Stephanie Ellis Schlaifer

Poetry

Originally from Atlanta, Georgia, Stephanie Ellis Schlaifer is a poet and installation artist in St. Louis. She has an MFA in poetry from the Iowa Writers’ Workshop, and her poems have appeared in AGNI, Denver Quarterly, LIT, Colorado Review, Fence, and elsewhere. Schlaifer was a semi-finalist for the 2015 Discovery/Boston Review Prize, and she was selected for Best New Poets 2015. Her first book, Cleavemark, is forthcoming from BOAAT Press in 2016. She frequently collaborates with other artists, most recently with Jeff Pike on the illustrated chapbook of poems, Strangers with a Lifeboat, and with Cheryl Wassenaar on the installation Cleavemark Drive. Schlaifer is a compulsive baker and is also very handy with a pitchfork.

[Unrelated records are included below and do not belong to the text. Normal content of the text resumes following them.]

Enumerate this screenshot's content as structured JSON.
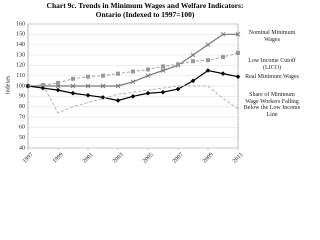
{
  "chart_data": {
    "type": "line",
    "title": "Chart 9c. Trends in Minimum Wages and Welfare Indicators: Ontario (Indexed to 1997=100)",
    "y_label": "Indexes",
    "x": [
      1997,
      1998,
      1999,
      2000,
      2001,
      2002,
      2003,
      2004,
      2005,
      2006,
      2007,
      2008,
      2009,
      2010,
      2011
    ],
    "xlim": [
      1997,
      2011
    ],
    "xticks": [
      1997,
      1999,
      2001,
      2003,
      2005,
      2007,
      2009,
      2011
    ],
    "ylim": [
      40,
      160
    ],
    "yticks": [
      40,
      50,
      60,
      70,
      80,
      90,
      100,
      110,
      120,
      130,
      140,
      150,
      160
    ],
    "grid": true,
    "series": [
      {
        "name": "Nominal Minimum Wages",
        "color": "#777777",
        "values": [
          100,
          100,
          100,
          100,
          100,
          100,
          100,
          104,
          110,
          115,
          120,
          130,
          140,
          150,
          150
        ]
      },
      {
        "name": "Low Income Cutoff (LICO)",
        "color": "#999999",
        "values": [
          100,
          101,
          103,
          107,
          109,
          110,
          112,
          114,
          116,
          119,
          121,
          124,
          125,
          128,
          132
        ]
      },
      {
        "name": "Real Minimum Wages",
        "color": "#000000",
        "values": [
          100,
          98,
          96,
          93,
          91,
          89,
          86,
          90,
          93,
          94,
          97,
          105,
          115,
          112,
          109
        ]
      },
      {
        "name": "Share of Minimum Wage Workers Falling Below the Low Income Line",
        "color": "#aaaaaa",
        "values": [
          100,
          101,
          74,
          80,
          84,
          88,
          92,
          94,
          96,
          98,
          100,
          100,
          100,
          88,
          78
        ]
      }
    ]
  }
}
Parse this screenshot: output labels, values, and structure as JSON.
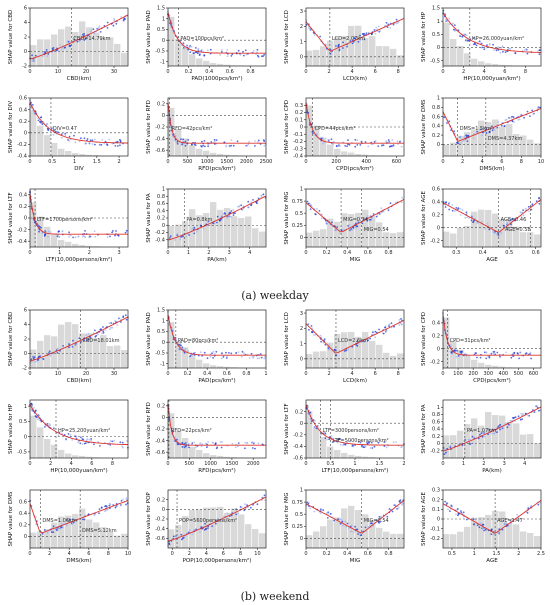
{
  "captions": {
    "weekday": "(a) weekday",
    "weekend": "(b) weekend"
  },
  "colors": {
    "points_low": "#1f3bd6",
    "points_high": "#9fb4ec",
    "trend": "#e0322b",
    "hist": "#d9d9d9",
    "ref": "#444444"
  },
  "chart_data": [
    {
      "type": "scatter",
      "panel": "a1",
      "xlabel": "CBD(km)",
      "ylabel": "SHAP value for CBD",
      "xlim": [
        0,
        35
      ],
      "ylim": [
        -2,
        6
      ],
      "xticks": [
        0,
        10,
        20,
        30
      ],
      "yticks": [
        -2,
        0,
        2,
        4,
        6
      ],
      "shape": "rise",
      "threshold": 14.79,
      "annotation": "CBD=14.79km"
    },
    {
      "type": "scatter",
      "panel": "a2",
      "xlabel": "PAD(1000pcs/km²)",
      "ylabel": "SHAP value for PAD",
      "xlim": [
        0,
        0.95
      ],
      "ylim": [
        -1.2,
        1.5
      ],
      "xticks": [
        0.0,
        0.2,
        0.4,
        0.6,
        0.8
      ],
      "yticks": [
        -1.0,
        -0.5,
        0.0,
        0.5,
        1.0,
        1.5
      ],
      "shape": "decay",
      "threshold": 0.1,
      "annotation": "PAD=100pcs/km²"
    },
    {
      "type": "scatter",
      "panel": "a3",
      "xlabel": "LCD(km)",
      "ylabel": "SHAP value for LCD",
      "xlim": [
        0,
        8.5
      ],
      "ylim": [
        -0.6,
        3.2
      ],
      "xticks": [
        0,
        2,
        4,
        6,
        8
      ],
      "yticks": [
        0,
        1,
        2,
        3
      ],
      "shape": "vshape",
      "threshold": 2.07,
      "annotation": "LCD=2.07km"
    },
    {
      "type": "scatter",
      "panel": "a4",
      "xlabel": "HP(10,000yuan/km²)",
      "ylabel": "SHAP value for HP",
      "xlim": [
        0,
        9.5
      ],
      "ylim": [
        -0.7,
        1.5
      ],
      "xticks": [
        0,
        2,
        4,
        6,
        8
      ],
      "yticks": [
        -0.5,
        0.0,
        0.5,
        1.0,
        1.5
      ],
      "shape": "decay",
      "threshold": 2.6,
      "annotation": "HP=26,000yuan/km²"
    },
    {
      "type": "scatter",
      "panel": "a5",
      "xlabel": "DIV",
      "ylabel": "SHAP value for DIV",
      "xlim": [
        0,
        2.2
      ],
      "ylim": [
        -0.4,
        0.6
      ],
      "xticks": [
        0.0,
        0.5,
        1.0,
        1.5,
        2.0
      ],
      "yticks": [
        -0.4,
        -0.2,
        0.0,
        0.2,
        0.4,
        0.6
      ],
      "shape": "decay",
      "threshold": 0.47,
      "annotation": "DIV=0.47"
    },
    {
      "type": "scatter",
      "panel": "a6",
      "xlabel": "RFD(pcs/km²)",
      "ylabel": "SHAP value for RFD",
      "xlim": [
        0,
        2500
      ],
      "ylim": [
        -0.7,
        0.3
      ],
      "xticks": [
        0,
        500,
        1000,
        1500,
        2000,
        2500
      ],
      "yticks": [
        -0.6,
        -0.4,
        -0.2,
        0.0,
        0.2
      ],
      "shape": "decay",
      "threshold": 42,
      "annotation": "RFD=42pcs/km²"
    },
    {
      "type": "scatter",
      "panel": "a7",
      "xlabel": "CPD(pcs/km²)",
      "ylabel": "SHAP value for CPD",
      "xlim": [
        0,
        650
      ],
      "ylim": [
        -0.4,
        0.4
      ],
      "xticks": [
        0,
        200,
        400,
        600
      ],
      "yticks": [
        -0.4,
        -0.3,
        -0.2,
        -0.1,
        0.0,
        0.1,
        0.2,
        0.3
      ],
      "shape": "decay",
      "threshold": 44,
      "annotation": "CPD=44pcs/km²"
    },
    {
      "type": "scatter",
      "panel": "a8",
      "xlabel": "DMS(km)",
      "ylabel": "SHAP value for DMS",
      "xlim": [
        0,
        10
      ],
      "ylim": [
        -0.25,
        1.0
      ],
      "xticks": [
        0,
        2,
        4,
        6,
        8,
        10
      ],
      "yticks": [
        0.0,
        0.2,
        0.4,
        0.6,
        0.8,
        1.0
      ],
      "shape": "vshape",
      "threshold": 1.5,
      "threshold2": 4.37,
      "annotation": "DMS=1.5km",
      "annotation2": "DMS=4.37km"
    },
    {
      "type": "scatter",
      "panel": "a9",
      "xlabel": "LTF(10,000persons/km²)",
      "ylabel": "SHAP value for LTF",
      "xlim": [
        0,
        3.3
      ],
      "ylim": [
        -0.5,
        0.5
      ],
      "xticks": [
        0,
        1,
        2,
        3
      ],
      "yticks": [
        -0.4,
        -0.2,
        0.0,
        0.2,
        0.4
      ],
      "shape": "decay",
      "threshold": 0.17,
      "annotation": "LTF=1700persons/km²"
    },
    {
      "type": "scatter",
      "panel": "a10",
      "xlabel": "PA(km)",
      "ylabel": "SHAP value for PA",
      "xlim": [
        0,
        4.8
      ],
      "ylim": [
        -0.6,
        1.0
      ],
      "xticks": [
        0,
        1,
        2,
        3,
        4
      ],
      "yticks": [
        -0.4,
        -0.2,
        0.0,
        0.2,
        0.4,
        0.6,
        0.8,
        1.0
      ],
      "shape": "rise",
      "threshold": 0.8,
      "annotation": "PA=0.8km"
    },
    {
      "type": "scatter",
      "panel": "a11",
      "xlabel": "MIG",
      "ylabel": "SHAP value for MIG",
      "xlim": [
        0,
        0.95
      ],
      "ylim": [
        -0.2,
        1.0
      ],
      "xticks": [
        0.0,
        0.2,
        0.4,
        0.6,
        0.8
      ],
      "yticks": [
        0.0,
        0.25,
        0.5,
        0.75,
        1.0
      ],
      "shape": "vshape",
      "threshold": 0.34,
      "threshold2": 0.54,
      "annotation": "MIG=0.34",
      "annotation2": "MIG=0.54"
    },
    {
      "type": "scatter",
      "panel": "a12",
      "xlabel": "AGE",
      "ylabel": "SHAP value for AGE",
      "xlim": [
        0.25,
        0.62
      ],
      "ylim": [
        -0.3,
        0.6
      ],
      "xticks": [
        0.3,
        0.4,
        0.5,
        0.6
      ],
      "yticks": [
        -0.2,
        0.0,
        0.2,
        0.4,
        0.6
      ],
      "shape": "vshape",
      "threshold": 0.46,
      "threshold2": 0.58,
      "annotation": "AGE=0.46",
      "annotation2": "AGE=0.58"
    },
    {
      "type": "scatter",
      "panel": "b1",
      "xlabel": "CBD(km)",
      "ylabel": "SHAP value for CBD",
      "xlim": [
        0,
        35
      ],
      "ylim": [
        -2,
        6
      ],
      "xticks": [
        0,
        10,
        20,
        30
      ],
      "yticks": [
        -2,
        0,
        2,
        4,
        6
      ],
      "shape": "rise",
      "threshold": 18.01,
      "annotation": "CBD=18.01km"
    },
    {
      "type": "scatter",
      "panel": "b2",
      "xlabel": "PAD(pcs/km²)",
      "ylabel": "SHAP value for PAD",
      "xlim": [
        0,
        1.0
      ],
      "ylim": [
        -1.2,
        1.5
      ],
      "xticks": [
        0.0,
        0.2,
        0.4,
        0.6,
        0.8,
        1.0
      ],
      "yticks": [
        -1.0,
        -0.5,
        0.0,
        0.5,
        1.0,
        1.5
      ],
      "shape": "decay",
      "threshold": 0.08,
      "annotation": "PAD=80pcs/km²"
    },
    {
      "type": "scatter",
      "panel": "b3",
      "xlabel": "LCD(km)",
      "ylabel": "SHAP value for LCD",
      "xlim": [
        0,
        8.5
      ],
      "ylim": [
        -0.6,
        3.2
      ],
      "xticks": [
        0,
        2,
        4,
        6,
        8
      ],
      "yticks": [
        0,
        1,
        2,
        3
      ],
      "shape": "vshape",
      "threshold": 2.6,
      "annotation": "LCD=2.6km"
    },
    {
      "type": "scatter",
      "panel": "b4",
      "xlabel": "CPD(pcs/km²)",
      "ylabel": "SHAP value for CPD",
      "xlim": [
        0,
        650
      ],
      "ylim": [
        -0.3,
        0.6
      ],
      "xticks": [
        0,
        100,
        200,
        300,
        400,
        500,
        600
      ],
      "yticks": [
        -0.2,
        0.0,
        0.2,
        0.4
      ],
      "shape": "decay",
      "threshold": 31,
      "annotation": "CPD=31pcs/km²"
    },
    {
      "type": "scatter",
      "panel": "b5",
      "xlabel": "HP(10,000yuan/km²)",
      "ylabel": "SHAP value for HP",
      "xlim": [
        0,
        9.5
      ],
      "ylim": [
        -0.7,
        1.2
      ],
      "xticks": [
        0,
        2,
        4,
        6,
        8
      ],
      "yticks": [
        -0.5,
        0.0,
        0.5,
        1.0
      ],
      "shape": "decay",
      "threshold": 2.52,
      "annotation": "HP=25,200yuan/km²"
    },
    {
      "type": "scatter",
      "panel": "b6",
      "xlabel": "RFD(pcs/km²)",
      "ylabel": "SHAP value for RFD",
      "xlim": [
        0,
        2300
      ],
      "ylim": [
        -0.7,
        0.3
      ],
      "xticks": [
        0,
        500,
        1000,
        1500,
        2000
      ],
      "yticks": [
        -0.6,
        -0.4,
        -0.2,
        0.0,
        0.2
      ],
      "shape": "decay",
      "threshold": 22,
      "annotation": "RFD=22pcs/km²"
    },
    {
      "type": "scatter",
      "panel": "b7",
      "xlabel": "LTF(10,000persons/km²)",
      "ylabel": "SHAP value for LTF",
      "xlim": [
        0,
        2.0
      ],
      "ylim": [
        -0.6,
        0.4
      ],
      "xticks": [
        0.0,
        0.5,
        1.0,
        1.5,
        2.0
      ],
      "yticks": [
        -0.6,
        -0.4,
        -0.2,
        0.0,
        0.2
      ],
      "shape": "decay",
      "threshold": 0.3,
      "threshold2": 0.5,
      "annotation": "LTF=3000persons/km²",
      "annotation2": "LTF=5000persons/km²"
    },
    {
      "type": "scatter",
      "panel": "b8",
      "xlabel": "PA(km)",
      "ylabel": "SHAP value for PA",
      "xlim": [
        0,
        4.8
      ],
      "ylim": [
        -0.4,
        1.2
      ],
      "xticks": [
        0,
        1,
        2,
        3,
        4
      ],
      "yticks": [
        -0.2,
        0.0,
        0.2,
        0.4,
        0.6,
        0.8,
        1.0
      ],
      "shape": "rise",
      "threshold": 1.07,
      "annotation": "PA=1.07km"
    },
    {
      "type": "scatter",
      "panel": "b9",
      "xlabel": "DMS(km)",
      "ylabel": "SHAP value for DMS",
      "xlim": [
        0,
        10
      ],
      "ylim": [
        -0.2,
        0.8
      ],
      "xticks": [
        0,
        2,
        4,
        6,
        8,
        10
      ],
      "yticks": [
        0.0,
        0.2,
        0.4,
        0.6
      ],
      "shape": "vshape",
      "threshold": 1.06,
      "threshold2": 5.12,
      "annotation": "DMS=1.06km",
      "annotation2": "DMS=5.12km"
    },
    {
      "type": "scatter",
      "panel": "b10",
      "xlabel": "POP(10,000persons/km²)",
      "ylabel": "SHAP value for POP",
      "xlim": [
        -0.5,
        11
      ],
      "ylim": [
        -0.8,
        0.4
      ],
      "xticks": [
        0,
        2,
        4,
        6,
        8,
        10
      ],
      "yticks": [
        -0.6,
        -0.4,
        -0.2,
        0.0,
        0.2
      ],
      "shape": "rise",
      "threshold": 0.56,
      "annotation": "POP=5600persons/km²"
    },
    {
      "type": "scatter",
      "panel": "b11",
      "xlabel": "MIG",
      "ylabel": "SHAP value for MIG",
      "xlim": [
        0,
        0.95
      ],
      "ylim": [
        -0.2,
        1.0
      ],
      "xticks": [
        0.0,
        0.2,
        0.4,
        0.6,
        0.8
      ],
      "yticks": [
        0.0,
        0.25,
        0.5,
        0.75,
        1.0
      ],
      "shape": "vshape",
      "threshold": 0.54,
      "annotation": "MIG=0.54"
    },
    {
      "type": "scatter",
      "panel": "b12",
      "xlabel": "AGE",
      "ylabel": "SHAP value for AGE",
      "xlim": [
        0.3,
        2.5
      ],
      "ylim": [
        -0.3,
        0.3
      ],
      "xticks": [
        0.5,
        1.0,
        1.5,
        2.0,
        2.5
      ],
      "yticks": [
        -0.2,
        -0.1,
        0.0,
        0.1,
        0.2,
        0.3
      ],
      "shape": "vshape",
      "threshold": 1.47,
      "annotation": "AGE=1.47"
    }
  ]
}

Schlaifer’s work can be viewed at criticalbonnet.com

Piedmont

EF-4, Winter, 2011


There are grave doubts
about the hugeness of the land.

—Henry Adams


From the Cumberland Plateau to the coastal plain,
the forest seems nothing but pines—
loblolly, longleaf, shortleaf, and slash,
nothing but overstory.
Silhouetted, tall clear trunks,
high-branched, rough-barked, and heavy-boughed—
everything at right angles.
No dogwoods or redbuds heralding beneath
as a portent in anaphora. And the comfort is in
the uprightness of the vegetation.
But the land half-cleared in Ringgold stands as proof
some things cannot be stopped by mountains,
and the stand becomes a cemetery in stumps and needles.
That the tornado would not hit has showed itself: a myth.
That the Confederate army would afterward prevail, mercifully untrue.
I cannot see the mountain without the breach,
but I cannot cede the mountain either.
The mountain foot leaves everything oblique,
and I am oblique to the land
that I can't live without.
A bright sky intensifies the color of the soil,
which isolates the red from iron,
where once the sea came in and out and in and vanished
as the fall line, as Lookout Mountain,
as Chickamauga, as something screaming.

I’ve written a number of poems about weather and the South, but I actually started this piece in place—on one of my many road trips from St. Louis to Atlanta, where I was born and raised. I knew there’d been a tornado somewhere around Ringgold, Georgia, but it was arresting to come upon it suddenly—an area of usually dense pine forest so obliterated by the storm. It was confrontational. It’s easy to pass through towns dotted with historical markers and not think about them. Really easy. There’s one signpost in the area that shows the distance to the Chickamauga Battlefield and the local Chick-fil-A. This concurrence happens everywhere in America, of course, but this particular region is particularly rife with grief. Chickamauga is the phonetic spelling of the Tsikamagi Cherokees—the land’s original inhabitants—who were forced out and decimated on the Trail of Tears. The Battle of Chickamauga was one of the bloodiest in the Civil War, and the Confederate victory there temporarily bolstered the Southern effort. Finally, the piedmont is the geological point where the land and sea once met. It creates distinct zones of topography, soil, and vegetation, and greatly influenced human development of the land. What we have done and do to each other within this exquisite landscape is a source of great tragedy and shame.